The tunnel was modified to further ensure diver safety.

“We’ve rigged a hydraulic piston to whoosh divers out the chute to eliminate the danger of a half-mile cave dive,” Plank said. “To bring divers back in, we just reverse the process.”

Island divemasters volunteered to test the launch and retrieval system.

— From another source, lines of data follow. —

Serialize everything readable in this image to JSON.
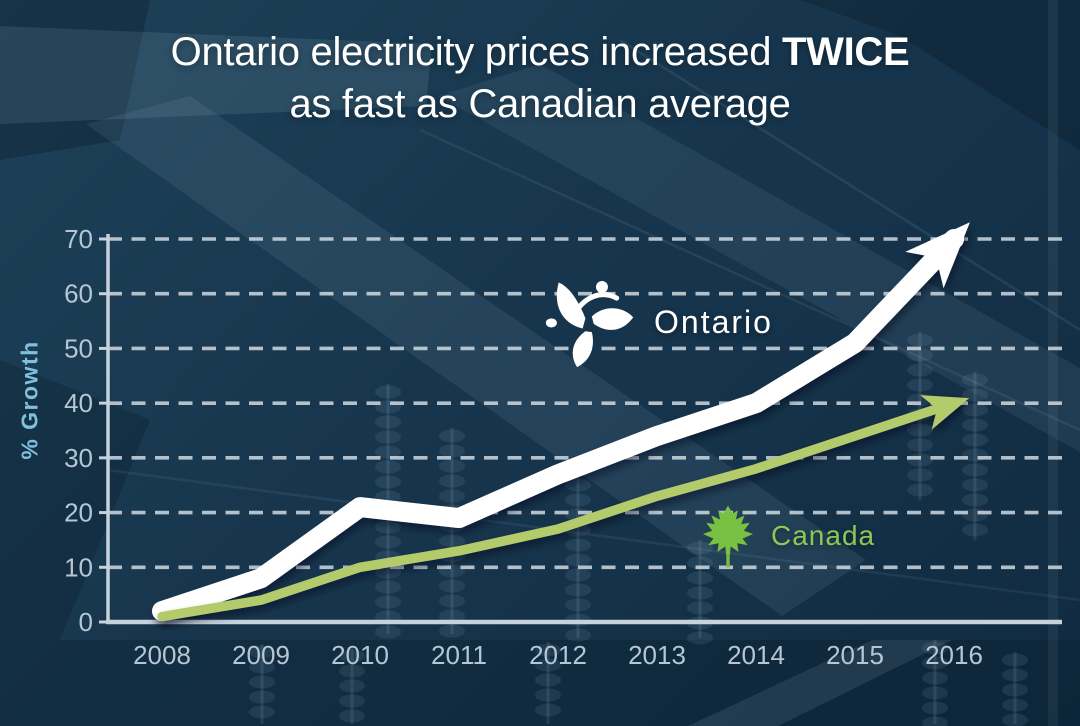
{
  "ui": {
    "title": {
      "line1_regular": "Ontario electricity prices increased ",
      "line1_bold": "TWICE",
      "line2": "as fast as Canadian average"
    }
  },
  "colors": {
    "background": "#16354d",
    "title_text": "#ffffff",
    "axis": "#c6d2dc",
    "tick_text": "#b6c6d3",
    "gridline": "#dbe4ea",
    "y_axis_label_text": "#7fc0dc",
    "ontario_line": "#ffffff",
    "canada_line": "#b4cb6c",
    "canada_label_text": "#8cc855",
    "maple_leaf_green": "#79c143"
  },
  "chart_data": {
    "type": "line",
    "title": "Ontario electricity prices increased TWICE as fast as Canadian average",
    "xlabel": "",
    "ylabel": "% Growth",
    "x": [
      "2008",
      "2009",
      "2010",
      "2011",
      "2012",
      "2013",
      "2014",
      "2015",
      "2016"
    ],
    "y_ticks": [
      0,
      10,
      20,
      30,
      40,
      50,
      60,
      70
    ],
    "ylim": [
      0,
      70
    ],
    "grid": "horizontal dashed lines",
    "legend": "inline labels with icons next to each line",
    "series": [
      {
        "name": "Ontario",
        "icon": "trillium-icon",
        "color": "#ffffff",
        "values": [
          2,
          8,
          21,
          19,
          27,
          34,
          40,
          51,
          70
        ],
        "arrow_end": true
      },
      {
        "name": "Canada",
        "icon": "maple-leaf-icon",
        "color": "#b4cb6c",
        "values": [
          1,
          4,
          10,
          13,
          17,
          23,
          28,
          34,
          40
        ],
        "arrow_end": true
      }
    ]
  }
}
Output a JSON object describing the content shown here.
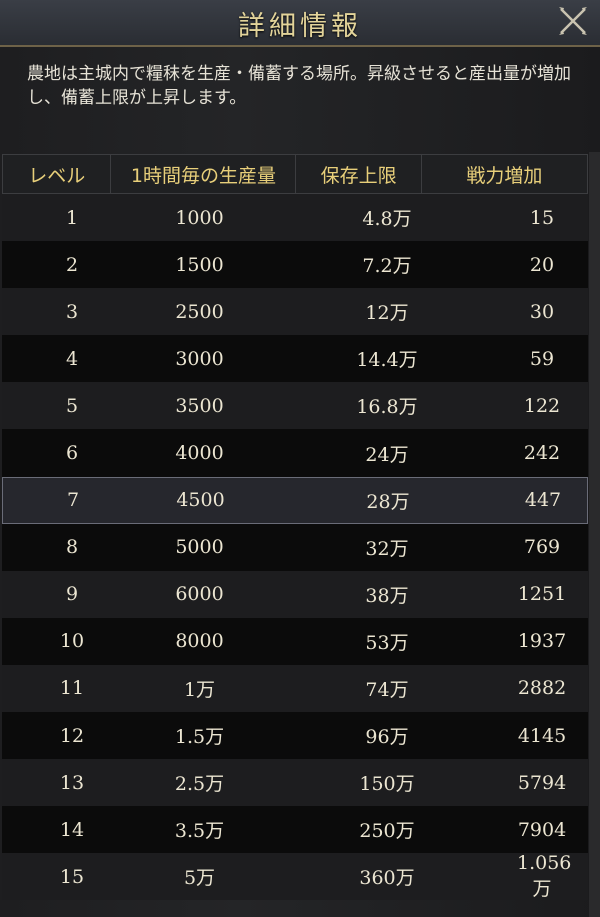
{
  "header": {
    "title": "詳細情報",
    "close_icon": "close-x-icon"
  },
  "description": "農地は主城内で糧秣を生産・備蓄する場所。昇級させると産出量が増加し、備蓄上限が上昇します。",
  "table": {
    "columns": [
      "レベル",
      "1時間毎の生産量",
      "保存上限",
      "戦力増加"
    ],
    "selected_level": "7",
    "rows": [
      [
        "1",
        "1000",
        "4.8万",
        "15"
      ],
      [
        "2",
        "1500",
        "7.2万",
        "20"
      ],
      [
        "3",
        "2500",
        "12万",
        "30"
      ],
      [
        "4",
        "3000",
        "14.4万",
        "59"
      ],
      [
        "5",
        "3500",
        "16.8万",
        "122"
      ],
      [
        "6",
        "4000",
        "24万",
        "242"
      ],
      [
        "7",
        "4500",
        "28万",
        "447"
      ],
      [
        "8",
        "5000",
        "32万",
        "769"
      ],
      [
        "9",
        "6000",
        "38万",
        "1251"
      ],
      [
        "10",
        "8000",
        "53万",
        "1937"
      ],
      [
        "11",
        "1万",
        "74万",
        "2882"
      ],
      [
        "12",
        "1.5万",
        "96万",
        "4145"
      ],
      [
        "13",
        "2.5万",
        "150万",
        "5794"
      ],
      [
        "14",
        "3.5万",
        "250万",
        "7904"
      ],
      [
        "15",
        "5万",
        "360万",
        "1.056万"
      ]
    ]
  }
}
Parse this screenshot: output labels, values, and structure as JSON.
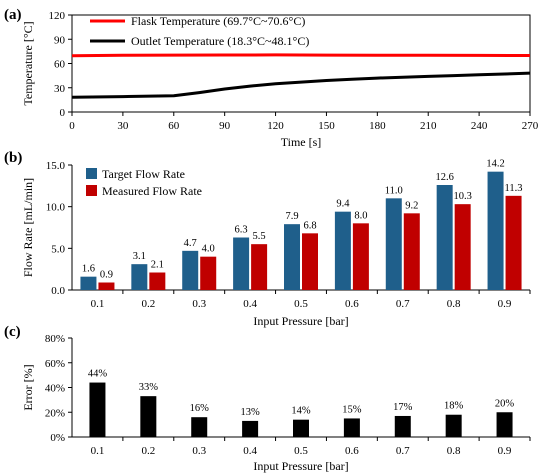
{
  "chart_data": [
    {
      "type": "line",
      "panel_label": "(a)",
      "xlabel": "Time [s]",
      "ylabel": "Temperature [°C]",
      "xlim": [
        0,
        270
      ],
      "ylim": [
        0,
        120
      ],
      "xticks": [
        "0",
        "30",
        "60",
        "90",
        "120",
        "150",
        "180",
        "210",
        "240",
        "270"
      ],
      "yticks": [
        "0",
        "30",
        "60",
        "90",
        "120"
      ],
      "legend_position": "top-left",
      "series": [
        {
          "name": "Flask Temperature (69.7°C~70.6°C)",
          "color": "#ff0000",
          "x": [
            0,
            30,
            60,
            90,
            120,
            150,
            180,
            210,
            240,
            270
          ],
          "y": [
            69.7,
            70.2,
            70.4,
            70.5,
            70.6,
            70.4,
            70.3,
            70.1,
            70.0,
            69.9
          ]
        },
        {
          "name": "Outlet Temperature (18.3°C~48.1°C)",
          "color": "#000000",
          "x": [
            0,
            30,
            60,
            75,
            90,
            105,
            120,
            135,
            150,
            165,
            180,
            195,
            210,
            225,
            240,
            255,
            270
          ],
          "y": [
            18.3,
            19.0,
            20.0,
            24.0,
            28.5,
            32.0,
            35.0,
            37.0,
            39.0,
            40.5,
            42.0,
            43.0,
            44.0,
            45.0,
            46.0,
            47.0,
            48.1
          ]
        }
      ]
    },
    {
      "type": "bar",
      "panel_label": "(b)",
      "xlabel": "Input Pressure [bar]",
      "ylabel": "Flow Rate [mL/min]",
      "ylim": [
        0,
        15
      ],
      "yticks": [
        "0.0",
        "5.0",
        "10.0",
        "15.0"
      ],
      "legend_position": "top-left",
      "categories": [
        "0.1",
        "0.2",
        "0.3",
        "0.4",
        "0.5",
        "0.6",
        "0.7",
        "0.8",
        "0.9"
      ],
      "series": [
        {
          "name": "Target Flow Rate",
          "color": "#1f5f8b",
          "values": [
            1.6,
            3.1,
            4.7,
            6.3,
            7.9,
            9.4,
            11.0,
            12.6,
            14.2
          ],
          "labels": [
            "1.6",
            "3.1",
            "4.7",
            "6.3",
            "7.9",
            "9.4",
            "11.0",
            "12.6",
            "14.2"
          ]
        },
        {
          "name": "Measured Flow Rate",
          "color": "#c00000",
          "values": [
            0.9,
            2.1,
            4.0,
            5.5,
            6.8,
            8.0,
            9.2,
            10.3,
            11.3
          ],
          "labels": [
            "0.9",
            "2.1",
            "4.0",
            "5.5",
            "6.8",
            "8.0",
            "9.2",
            "10.3",
            "11.3"
          ]
        }
      ]
    },
    {
      "type": "bar",
      "panel_label": "(c)",
      "xlabel": "Input Pressure [bar]",
      "ylabel": "Error [%]",
      "ylim": [
        0,
        80
      ],
      "yticks": [
        "0%",
        "20%",
        "40%",
        "60%",
        "80%"
      ],
      "categories": [
        "0.1",
        "0.2",
        "0.3",
        "0.4",
        "0.5",
        "0.6",
        "0.7",
        "0.8",
        "0.9"
      ],
      "series": [
        {
          "color": "#000000",
          "values": [
            44,
            33,
            16,
            13,
            14,
            15,
            17,
            18,
            20
          ],
          "labels": [
            "44%",
            "33%",
            "16%",
            "13%",
            "14%",
            "15%",
            "17%",
            "18%",
            "20%"
          ]
        }
      ]
    }
  ]
}
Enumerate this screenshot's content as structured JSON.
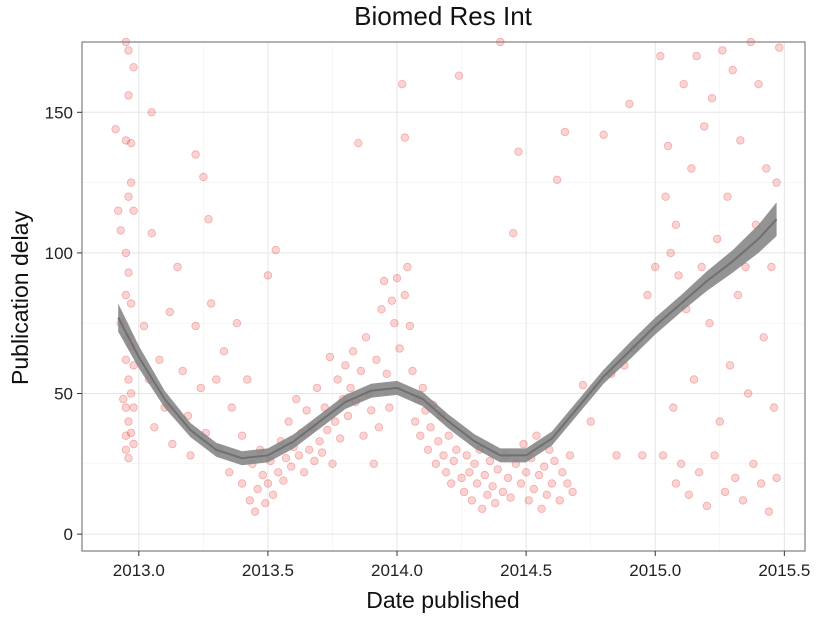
{
  "chart_data": {
    "type": "scatter",
    "title": "Biomed Res Int",
    "xlabel": "Date published",
    "ylabel": "Publication delay",
    "xlim": [
      2012.78,
      2015.58
    ],
    "ylim": [
      -6,
      175
    ],
    "x_ticks": [
      2013.0,
      2013.5,
      2014.0,
      2014.5,
      2015.0,
      2015.5
    ],
    "x_tick_labels": [
      "2013.0",
      "2013.5",
      "2014.0",
      "2014.5",
      "2015.0",
      "2015.5"
    ],
    "y_ticks": [
      0,
      50,
      100,
      150
    ],
    "y_tick_labels": [
      "0",
      "50",
      "100",
      "150"
    ],
    "grid": true,
    "legend": "none",
    "point_color": "#e31a1c",
    "point_opacity": 0.12,
    "smooth_color": "#808080",
    "series": [
      {
        "points": [
          [
            2012.91,
            144
          ],
          [
            2012.92,
            115
          ],
          [
            2012.93,
            108
          ],
          [
            2012.93,
            75
          ],
          [
            2012.94,
            48
          ],
          [
            2012.95,
            35
          ],
          [
            2012.95,
            175
          ],
          [
            2012.95,
            140
          ],
          [
            2012.95,
            100
          ],
          [
            2012.95,
            85
          ],
          [
            2012.95,
            62
          ],
          [
            2012.95,
            45
          ],
          [
            2012.95,
            30
          ],
          [
            2012.96,
            172
          ],
          [
            2012.96,
            156
          ],
          [
            2012.96,
            120
          ],
          [
            2012.96,
            93
          ],
          [
            2012.96,
            70
          ],
          [
            2012.96,
            55
          ],
          [
            2012.96,
            40
          ],
          [
            2012.96,
            27
          ],
          [
            2012.97,
            139
          ],
          [
            2012.97,
            125
          ],
          [
            2012.97,
            82
          ],
          [
            2012.97,
            67
          ],
          [
            2012.97,
            50
          ],
          [
            2012.97,
            36
          ],
          [
            2012.98,
            166
          ],
          [
            2012.98,
            115
          ],
          [
            2012.98,
            60
          ],
          [
            2012.98,
            45
          ],
          [
            2012.98,
            32
          ],
          [
            2013.02,
            74
          ],
          [
            2013.04,
            55
          ],
          [
            2013.05,
            150
          ],
          [
            2013.05,
            107
          ],
          [
            2013.06,
            38
          ],
          [
            2013.08,
            62
          ],
          [
            2013.1,
            45
          ],
          [
            2013.12,
            79
          ],
          [
            2013.13,
            32
          ],
          [
            2013.15,
            95
          ],
          [
            2013.17,
            58
          ],
          [
            2013.19,
            42
          ],
          [
            2013.2,
            28
          ],
          [
            2013.22,
            135
          ],
          [
            2013.22,
            74
          ],
          [
            2013.24,
            52
          ],
          [
            2013.25,
            127
          ],
          [
            2013.26,
            36
          ],
          [
            2013.27,
            112
          ],
          [
            2013.28,
            82
          ],
          [
            2013.3,
            55
          ],
          [
            2013.31,
            30
          ],
          [
            2013.33,
            65
          ],
          [
            2013.35,
            22
          ],
          [
            2013.36,
            45
          ],
          [
            2013.38,
            75
          ],
          [
            2013.4,
            18
          ],
          [
            2013.4,
            35
          ],
          [
            2013.42,
            55
          ],
          [
            2013.43,
            12
          ],
          [
            2013.44,
            25
          ],
          [
            2013.45,
            8
          ],
          [
            2013.46,
            16
          ],
          [
            2013.47,
            30
          ],
          [
            2013.48,
            21
          ],
          [
            2013.49,
            11
          ],
          [
            2013.5,
            18
          ],
          [
            2013.5,
            92
          ],
          [
            2013.51,
            26
          ],
          [
            2013.52,
            14
          ],
          [
            2013.53,
            101
          ],
          [
            2013.54,
            22
          ],
          [
            2013.55,
            33
          ],
          [
            2013.56,
            19
          ],
          [
            2013.57,
            27
          ],
          [
            2013.58,
            40
          ],
          [
            2013.59,
            24
          ],
          [
            2013.6,
            31
          ],
          [
            2013.61,
            48
          ],
          [
            2013.62,
            28
          ],
          [
            2013.63,
            36
          ],
          [
            2013.64,
            22
          ],
          [
            2013.65,
            44
          ],
          [
            2013.66,
            30
          ],
          [
            2013.67,
            38
          ],
          [
            2013.68,
            26
          ],
          [
            2013.69,
            52
          ],
          [
            2013.7,
            33
          ],
          [
            2013.71,
            29
          ],
          [
            2013.72,
            45
          ],
          [
            2013.73,
            37
          ],
          [
            2013.74,
            63
          ],
          [
            2013.75,
            25
          ],
          [
            2013.76,
            40
          ],
          [
            2013.77,
            55
          ],
          [
            2013.78,
            34
          ],
          [
            2013.79,
            48
          ],
          [
            2013.8,
            60
          ],
          [
            2013.81,
            42
          ],
          [
            2013.82,
            52
          ],
          [
            2013.83,
            65
          ],
          [
            2013.84,
            47
          ],
          [
            2013.85,
            139
          ],
          [
            2013.86,
            58
          ],
          [
            2013.87,
            35
          ],
          [
            2013.88,
            70
          ],
          [
            2013.89,
            50
          ],
          [
            2013.9,
            44
          ],
          [
            2013.91,
            25
          ],
          [
            2013.92,
            62
          ],
          [
            2013.93,
            38
          ],
          [
            2013.94,
            80
          ],
          [
            2013.95,
            90
          ],
          [
            2013.96,
            57
          ],
          [
            2013.97,
            45
          ],
          [
            2013.98,
            83
          ],
          [
            2013.99,
            75
          ],
          [
            2014.0,
            91
          ],
          [
            2014.01,
            66
          ],
          [
            2014.02,
            160
          ],
          [
            2014.03,
            141
          ],
          [
            2014.03,
            85
          ],
          [
            2014.04,
            95
          ],
          [
            2014.05,
            74
          ],
          [
            2014.06,
            58
          ],
          [
            2014.07,
            40
          ],
          [
            2014.08,
            48
          ],
          [
            2014.09,
            35
          ],
          [
            2014.1,
            52
          ],
          [
            2014.11,
            44
          ],
          [
            2014.12,
            30
          ],
          [
            2014.13,
            38
          ],
          [
            2014.14,
            46
          ],
          [
            2014.15,
            25
          ],
          [
            2014.16,
            33
          ],
          [
            2014.17,
            42
          ],
          [
            2014.18,
            28
          ],
          [
            2014.19,
            22
          ],
          [
            2014.2,
            35
          ],
          [
            2014.21,
            18
          ],
          [
            2014.22,
            26
          ],
          [
            2014.23,
            30
          ],
          [
            2014.24,
            163
          ],
          [
            2014.25,
            20
          ],
          [
            2014.26,
            15
          ],
          [
            2014.27,
            28
          ],
          [
            2014.28,
            22
          ],
          [
            2014.29,
            12
          ],
          [
            2014.3,
            25
          ],
          [
            2014.31,
            18
          ],
          [
            2014.32,
            30
          ],
          [
            2014.33,
            9
          ],
          [
            2014.34,
            21
          ],
          [
            2014.35,
            14
          ],
          [
            2014.36,
            26
          ],
          [
            2014.37,
            17
          ],
          [
            2014.38,
            11
          ],
          [
            2014.39,
            23
          ],
          [
            2014.4,
            175
          ],
          [
            2014.41,
            15
          ],
          [
            2014.42,
            28
          ],
          [
            2014.43,
            20
          ],
          [
            2014.44,
            13
          ],
          [
            2014.45,
            107
          ],
          [
            2014.46,
            25
          ],
          [
            2014.47,
            136
          ],
          [
            2014.48,
            18
          ],
          [
            2014.49,
            32
          ],
          [
            2014.5,
            22
          ],
          [
            2014.51,
            12
          ],
          [
            2014.52,
            27
          ],
          [
            2014.53,
            16
          ],
          [
            2014.54,
            35
          ],
          [
            2014.55,
            21
          ],
          [
            2014.56,
            9
          ],
          [
            2014.57,
            24
          ],
          [
            2014.58,
            14
          ],
          [
            2014.59,
            30
          ],
          [
            2014.6,
            18
          ],
          [
            2014.61,
            26
          ],
          [
            2014.62,
            126
          ],
          [
            2014.63,
            12
          ],
          [
            2014.64,
            22
          ],
          [
            2014.65,
            143
          ],
          [
            2014.66,
            18
          ],
          [
            2014.67,
            28
          ],
          [
            2014.68,
            15
          ],
          [
            2014.72,
            53
          ],
          [
            2014.75,
            40
          ],
          [
            2014.8,
            142
          ],
          [
            2014.83,
            57
          ],
          [
            2014.85,
            28
          ],
          [
            2014.88,
            60
          ],
          [
            2014.9,
            153
          ],
          [
            2014.92,
            66
          ],
          [
            2014.95,
            28
          ],
          [
            2014.97,
            85
          ],
          [
            2015.0,
            95
          ],
          [
            2015.02,
            170
          ],
          [
            2015.03,
            28
          ],
          [
            2015.04,
            120
          ],
          [
            2015.05,
            138
          ],
          [
            2015.06,
            100
          ],
          [
            2015.07,
            45
          ],
          [
            2015.08,
            110
          ],
          [
            2015.08,
            18
          ],
          [
            2015.09,
            92
          ],
          [
            2015.1,
            25
          ],
          [
            2015.11,
            160
          ],
          [
            2015.12,
            80
          ],
          [
            2015.13,
            14
          ],
          [
            2015.14,
            130
          ],
          [
            2015.15,
            55
          ],
          [
            2015.16,
            170
          ],
          [
            2015.17,
            22
          ],
          [
            2015.18,
            95
          ],
          [
            2015.19,
            145
          ],
          [
            2015.2,
            10
          ],
          [
            2015.21,
            75
          ],
          [
            2015.22,
            155
          ],
          [
            2015.23,
            28
          ],
          [
            2015.24,
            105
          ],
          [
            2015.25,
            40
          ],
          [
            2015.26,
            172
          ],
          [
            2015.27,
            15
          ],
          [
            2015.28,
            120
          ],
          [
            2015.29,
            60
          ],
          [
            2015.3,
            165
          ],
          [
            2015.31,
            20
          ],
          [
            2015.32,
            85
          ],
          [
            2015.33,
            140
          ],
          [
            2015.34,
            12
          ],
          [
            2015.35,
            95
          ],
          [
            2015.36,
            50
          ],
          [
            2015.37,
            175
          ],
          [
            2015.38,
            25
          ],
          [
            2015.39,
            110
          ],
          [
            2015.4,
            160
          ],
          [
            2015.41,
            18
          ],
          [
            2015.42,
            70
          ],
          [
            2015.43,
            130
          ],
          [
            2015.44,
            8
          ],
          [
            2015.45,
            95
          ],
          [
            2015.46,
            45
          ],
          [
            2015.47,
            125
          ],
          [
            2015.47,
            20
          ],
          [
            2015.48,
            173
          ]
        ]
      }
    ],
    "smooth_curve": {
      "x": [
        2012.92,
        2013.0,
        2013.1,
        2013.2,
        2013.3,
        2013.4,
        2013.5,
        2013.6,
        2013.7,
        2013.8,
        2013.9,
        2014.0,
        2014.1,
        2014.2,
        2014.3,
        2014.4,
        2014.5,
        2014.6,
        2014.7,
        2014.8,
        2014.9,
        2015.0,
        2015.1,
        2015.2,
        2015.3,
        2015.4,
        2015.47
      ],
      "y": [
        77,
        63,
        48,
        37,
        30,
        27,
        28,
        33,
        40,
        47,
        51,
        52,
        48,
        40,
        33,
        28,
        28,
        34,
        45,
        56,
        65,
        74,
        82,
        90,
        97,
        105,
        112
      ],
      "band": [
        5,
        4,
        3,
        2.5,
        2.5,
        2.5,
        2.5,
        2.5,
        2.5,
        2.5,
        2.5,
        2.5,
        2.5,
        2.5,
        2.5,
        2.5,
        2.5,
        2.5,
        2.5,
        2.5,
        3,
        3,
        3,
        3.5,
        4,
        5,
        6
      ]
    }
  }
}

“First time, I shot out like a torpedo,” divemaster Alison Diesel said. “Scared the bejesus out of a reef shark, and I’m still trying to get the inside of my wetsuit clean.”

“When they suck you back, you pop out that chute like a cork from a champagne bottle,” divemaster Gage Hoase said. “This morning Lee Helm did a double gainer before he dropped back in. It was beautiful to watch. From a distance.”

Bamboo You has produced a variety of chute-specific bamboo diving accessories including helmets, neck braces and body armor. They will also offer a cleaning service for soiled wetsuits.

Plank and Rhodes said divers who don’t wish to dive in the ocean are welcome.

“Most people learn to scuba in a quarry, then come dive in the warm Caribbean,” Plank said. “Well, here you can learn in the ocean, then dive in a quarry. For a fee, of course.”

“We’re stocking the place with carp and catfish,” Rhodes said. “And we got a line on an old school bus and a couple-three lawn mowers we’ll add to the sunken gravel trucks to enhance the quarry experience.”